2. Always lightly rinse your reels with FRESH water after use and put oil in the level wind (Worm Gear). Just let plain tap water run over the reels. Do not spray or force water onto the reels as this allows contaminates to be forced into the inner workings of the reel and can cause major damage or ruin the performance of any reel. Use good quality reel oil on the handle grips (Remove the plugs with a bent paper clip) inside the grips and at the base where they join the handle. Put four drops of oil into the level wind and give the reel a spin or two. One drop of oil in each spool bearing. Wipe the outside of the reel down with something like Rem Oil or something similar. Never use WD40 anywhere around a reel. Do not oil the spool shaft or the hole in the pinion gear that the spool goes into. Take a Cotton swab and pull off the excess cotton until it fits inside the pinion gear and wipe out any dirt or oil that may be in the gear hole. Any trash, oil or contaminants interfere with the free spool of the shaft through the pinion gear. The manufacturers allow proper tolerances in most cases so the spool shaft should not even touch the shaft during the cast.

3. Annually get your reel professionally cleaned and checked out. This is paramount to the longevity and performance of your reel. (More if in salty or muddy water or trailering with your reels on the deck)

I hope these few hints will help a few of you guys out and save a fishing trip for you.

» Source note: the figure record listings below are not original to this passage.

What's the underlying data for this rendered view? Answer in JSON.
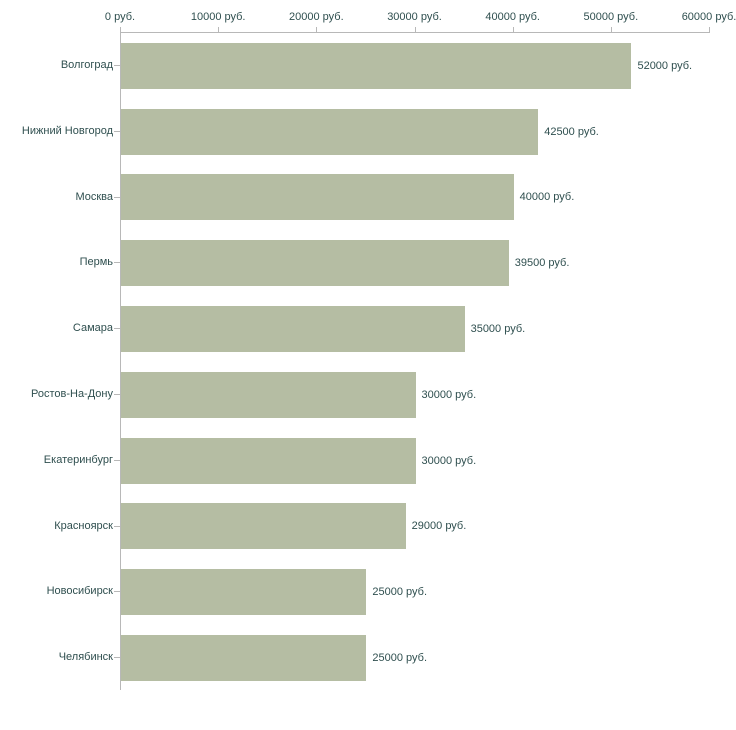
{
  "chart_data": {
    "type": "bar",
    "orientation": "horizontal",
    "title": "",
    "xlabel": "",
    "ylabel": "",
    "unit": "руб.",
    "xlim": [
      0,
      60000
    ],
    "x_tick_values": [
      0,
      10000,
      20000,
      30000,
      40000,
      50000,
      60000
    ],
    "x_tick_labels": [
      "0 руб.",
      "10000 руб.",
      "20000 руб.",
      "30000 руб.",
      "40000 руб.",
      "50000 руб.",
      "60000 руб."
    ],
    "categories": [
      "Волгоград",
      "Нижний Новгород",
      "Москва",
      "Пермь",
      "Самара",
      "Ростов-На-Дону",
      "Екатеринбург",
      "Красноярск",
      "Новосибирск",
      "Челябинск"
    ],
    "values": [
      52000,
      42500,
      40000,
      39500,
      35000,
      30000,
      30000,
      29000,
      25000,
      25000
    ],
    "value_labels": [
      "52000 руб.",
      "42500 руб.",
      "40000 руб.",
      "39500 руб.",
      "35000 руб.",
      "30000 руб.",
      "30000 руб.",
      "29000 руб.",
      "25000 руб.",
      "25000 руб."
    ],
    "grid": false,
    "legend": "none",
    "bar_color": "#b5bda3",
    "text_color": "#2f4f4f",
    "axis_color": "#b8b8b8"
  }
}
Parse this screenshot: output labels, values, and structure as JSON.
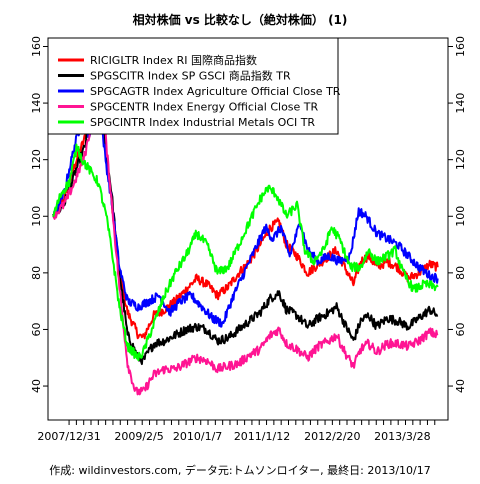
{
  "chart_data": {
    "type": "line",
    "title": "相対株価 vs 比較なし（絶対株価） (1)",
    "caption": "作成: wildinvestors.com, データ元:トムソンロイター, 最終日: 2013/10/17",
    "ylim": [
      28,
      163
    ],
    "y_ticks": [
      40,
      60,
      80,
      100,
      120,
      140,
      160
    ],
    "y_ticks_right": [
      40,
      60,
      80,
      100,
      120,
      140,
      160
    ],
    "x_tick_labels": [
      "2007/12/31",
      "2009/2/5",
      "2010/1/7",
      "2011/1/12",
      "2012/2/20",
      "2013/3/28"
    ],
    "x_range": [
      "2007-09-01",
      "2013-12-15"
    ],
    "x_tick_dates": [
      "2007-12-31",
      "2009-02-05",
      "2010-01-07",
      "2011-01-12",
      "2012-02-20",
      "2013-03-28"
    ],
    "legend_position": "top-left",
    "grid": false,
    "series": [
      {
        "name": "RICIGLTR Index RI 国際商品指数",
        "color": "#ff0000",
        "points": [
          [
            "2007-10-01",
            100
          ],
          [
            "2007-12-01",
            106
          ],
          [
            "2008-02-01",
            118
          ],
          [
            "2008-04-01",
            128
          ],
          [
            "2008-05-15",
            138
          ],
          [
            "2008-07-01",
            140
          ],
          [
            "2008-08-01",
            122
          ],
          [
            "2008-09-01",
            105
          ],
          [
            "2008-10-15",
            80
          ],
          [
            "2008-12-01",
            66
          ],
          [
            "2009-02-01",
            58
          ],
          [
            "2009-03-01",
            57
          ],
          [
            "2009-05-01",
            65
          ],
          [
            "2009-07-01",
            67
          ],
          [
            "2009-09-01",
            70
          ],
          [
            "2009-11-01",
            74
          ],
          [
            "2010-01-01",
            78
          ],
          [
            "2010-03-01",
            76
          ],
          [
            "2010-05-01",
            72
          ],
          [
            "2010-07-01",
            75
          ],
          [
            "2010-09-01",
            80
          ],
          [
            "2010-11-01",
            84
          ],
          [
            "2011-01-01",
            90
          ],
          [
            "2011-03-01",
            96
          ],
          [
            "2011-04-20",
            98
          ],
          [
            "2011-06-01",
            90
          ],
          [
            "2011-08-01",
            86
          ],
          [
            "2011-10-01",
            80
          ],
          [
            "2011-12-01",
            83
          ],
          [
            "2012-02-01",
            86
          ],
          [
            "2012-03-15",
            88
          ],
          [
            "2012-05-01",
            82
          ],
          [
            "2012-06-20",
            76
          ],
          [
            "2012-08-01",
            84
          ],
          [
            "2012-09-15",
            86
          ],
          [
            "2012-11-01",
            82
          ],
          [
            "2013-01-01",
            84
          ],
          [
            "2013-03-01",
            82
          ],
          [
            "2013-05-01",
            78
          ],
          [
            "2013-07-01",
            80
          ],
          [
            "2013-09-01",
            83
          ],
          [
            "2013-10-17",
            82
          ]
        ]
      },
      {
        "name": "SPGSCITR Index SP GSCI 商品指数 TR",
        "color": "#000000",
        "points": [
          [
            "2007-10-01",
            100
          ],
          [
            "2007-12-01",
            104
          ],
          [
            "2008-02-01",
            115
          ],
          [
            "2008-04-01",
            125
          ],
          [
            "2008-05-15",
            138
          ],
          [
            "2008-07-01",
            145
          ],
          [
            "2008-08-01",
            122
          ],
          [
            "2008-09-01",
            108
          ],
          [
            "2008-10-15",
            80
          ],
          [
            "2008-12-01",
            58
          ],
          [
            "2009-02-01",
            50
          ],
          [
            "2009-03-01",
            49
          ],
          [
            "2009-05-01",
            55
          ],
          [
            "2009-07-01",
            56
          ],
          [
            "2009-09-01",
            58
          ],
          [
            "2009-11-01",
            60
          ],
          [
            "2010-01-01",
            61
          ],
          [
            "2010-03-01",
            60
          ],
          [
            "2010-05-01",
            56
          ],
          [
            "2010-07-01",
            57
          ],
          [
            "2010-09-01",
            60
          ],
          [
            "2010-11-01",
            63
          ],
          [
            "2011-01-01",
            66
          ],
          [
            "2011-03-01",
            71
          ],
          [
            "2011-04-20",
            73
          ],
          [
            "2011-06-01",
            67
          ],
          [
            "2011-08-01",
            65
          ],
          [
            "2011-10-01",
            61
          ],
          [
            "2011-12-01",
            64
          ],
          [
            "2012-02-01",
            66
          ],
          [
            "2012-03-15",
            68
          ],
          [
            "2012-05-01",
            62
          ],
          [
            "2012-06-20",
            56
          ],
          [
            "2012-08-01",
            63
          ],
          [
            "2012-09-15",
            65
          ],
          [
            "2012-11-01",
            61
          ],
          [
            "2013-01-01",
            64
          ],
          [
            "2013-03-01",
            63
          ],
          [
            "2013-05-01",
            61
          ],
          [
            "2013-07-01",
            64
          ],
          [
            "2013-09-01",
            67
          ],
          [
            "2013-10-17",
            65
          ]
        ]
      },
      {
        "name": "SPGCAGTR Index Agriculture Official Close TR",
        "color": "#0000ff",
        "points": [
          [
            "2007-10-01",
            100
          ],
          [
            "2007-12-01",
            108
          ],
          [
            "2008-02-01",
            125
          ],
          [
            "2008-03-15",
            134
          ],
          [
            "2008-05-01",
            128
          ],
          [
            "2008-06-20",
            140
          ],
          [
            "2008-08-01",
            118
          ],
          [
            "2008-09-01",
            105
          ],
          [
            "2008-10-15",
            82
          ],
          [
            "2008-12-01",
            70
          ],
          [
            "2009-02-01",
            68
          ],
          [
            "2009-04-01",
            70
          ],
          [
            "2009-06-01",
            72
          ],
          [
            "2009-08-01",
            66
          ],
          [
            "2009-10-01",
            70
          ],
          [
            "2009-12-01",
            72
          ],
          [
            "2010-02-01",
            68
          ],
          [
            "2010-04-01",
            64
          ],
          [
            "2010-06-01",
            62
          ],
          [
            "2010-08-01",
            72
          ],
          [
            "2010-10-01",
            80
          ],
          [
            "2010-12-01",
            88
          ],
          [
            "2011-02-01",
            96
          ],
          [
            "2011-03-15",
            92
          ],
          [
            "2011-05-01",
            96
          ],
          [
            "2011-06-20",
            86
          ],
          [
            "2011-08-20",
            98
          ],
          [
            "2011-10-01",
            88
          ],
          [
            "2011-12-01",
            84
          ],
          [
            "2012-02-01",
            86
          ],
          [
            "2012-04-01",
            84
          ],
          [
            "2012-06-01",
            86
          ],
          [
            "2012-07-20",
            102
          ],
          [
            "2012-09-01",
            100
          ],
          [
            "2012-11-01",
            94
          ],
          [
            "2013-01-01",
            92
          ],
          [
            "2013-03-01",
            90
          ],
          [
            "2013-05-01",
            86
          ],
          [
            "2013-07-01",
            82
          ],
          [
            "2013-09-01",
            79
          ],
          [
            "2013-10-17",
            78
          ]
        ]
      },
      {
        "name": "SPGCENTR Index Energy Official Close TR",
        "color": "#ff1493",
        "points": [
          [
            "2007-10-01",
            100
          ],
          [
            "2007-12-01",
            104
          ],
          [
            "2008-02-01",
            112
          ],
          [
            "2008-04-01",
            122
          ],
          [
            "2008-05-15",
            135
          ],
          [
            "2008-07-01",
            150
          ],
          [
            "2008-08-01",
            125
          ],
          [
            "2008-09-01",
            105
          ],
          [
            "2008-10-15",
            75
          ],
          [
            "2008-12-01",
            48
          ],
          [
            "2009-01-15",
            38
          ],
          [
            "2009-03-01",
            38
          ],
          [
            "2009-05-01",
            44
          ],
          [
            "2009-07-01",
            46
          ],
          [
            "2009-09-01",
            46
          ],
          [
            "2009-11-01",
            48
          ],
          [
            "2010-01-01",
            50
          ],
          [
            "2010-03-01",
            49
          ],
          [
            "2010-05-01",
            46
          ],
          [
            "2010-07-01",
            47
          ],
          [
            "2010-09-01",
            48
          ],
          [
            "2010-11-01",
            51
          ],
          [
            "2011-01-01",
            53
          ],
          [
            "2011-03-01",
            58
          ],
          [
            "2011-04-20",
            60
          ],
          [
            "2011-06-01",
            55
          ],
          [
            "2011-08-01",
            53
          ],
          [
            "2011-10-01",
            50
          ],
          [
            "2011-12-01",
            54
          ],
          [
            "2012-02-01",
            56
          ],
          [
            "2012-03-15",
            58
          ],
          [
            "2012-05-01",
            52
          ],
          [
            "2012-06-20",
            47
          ],
          [
            "2012-08-01",
            53
          ],
          [
            "2012-09-15",
            55
          ],
          [
            "2012-11-01",
            52
          ],
          [
            "2013-01-01",
            55
          ],
          [
            "2013-03-01",
            55
          ],
          [
            "2013-05-01",
            54
          ],
          [
            "2013-07-01",
            56
          ],
          [
            "2013-09-01",
            59
          ],
          [
            "2013-10-17",
            58
          ]
        ]
      },
      {
        "name": "SPGCINTR Index Industrial Metals OCI TR",
        "color": "#00ff00",
        "points": [
          [
            "2007-10-01",
            100
          ],
          [
            "2007-11-15",
            108
          ],
          [
            "2008-01-01",
            112
          ],
          [
            "2008-02-15",
            125
          ],
          [
            "2008-03-15",
            120
          ],
          [
            "2008-05-01",
            116
          ],
          [
            "2008-06-15",
            112
          ],
          [
            "2008-08-01",
            100
          ],
          [
            "2008-09-01",
            88
          ],
          [
            "2008-10-15",
            68
          ],
          [
            "2008-12-01",
            54
          ],
          [
            "2009-02-01",
            50
          ],
          [
            "2009-03-01",
            52
          ],
          [
            "2009-05-01",
            62
          ],
          [
            "2009-07-01",
            72
          ],
          [
            "2009-09-01",
            80
          ],
          [
            "2009-11-01",
            86
          ],
          [
            "2010-01-01",
            94
          ],
          [
            "2010-03-01",
            90
          ],
          [
            "2010-05-01",
            80
          ],
          [
            "2010-07-01",
            82
          ],
          [
            "2010-09-01",
            90
          ],
          [
            "2010-11-01",
            98
          ],
          [
            "2011-01-01",
            106
          ],
          [
            "2011-02-15",
            110
          ],
          [
            "2011-04-01",
            108
          ],
          [
            "2011-06-01",
            100
          ],
          [
            "2011-08-01",
            104
          ],
          [
            "2011-09-15",
            88
          ],
          [
            "2011-11-01",
            84
          ],
          [
            "2012-01-01",
            88
          ],
          [
            "2012-02-15",
            96
          ],
          [
            "2012-04-01",
            92
          ],
          [
            "2012-06-01",
            82
          ],
          [
            "2012-08-01",
            82
          ],
          [
            "2012-09-15",
            88
          ],
          [
            "2012-11-01",
            84
          ],
          [
            "2013-01-01",
            86
          ],
          [
            "2013-02-15",
            88
          ],
          [
            "2013-04-01",
            80
          ],
          [
            "2013-06-01",
            74
          ],
          [
            "2013-08-01",
            76
          ],
          [
            "2013-10-17",
            75
          ]
        ]
      }
    ]
  }
}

Tight lines.


----------



## Fish-n-Fur (Apr 2, 2009)

Good tips. Rinsing off everything after every trip with fresh water (sometimes a pain when I'm tired/whipped/backache, but ALWAYS worth taking the time) has been my ultimate reel and gear "lifesaver" over the years. :thumbsup:


----------



## Neki (Jun 29, 2011)

Give em a shake after rinsing! Its amazing how much water can be trapped in the housings of a spinning reel. The standing trapped water would otherwise take days to evaporate. Back off of the drags right after shaking off. Dont try to wait til after the reels dry, You'll most likly forget and compress the washers over time.


----------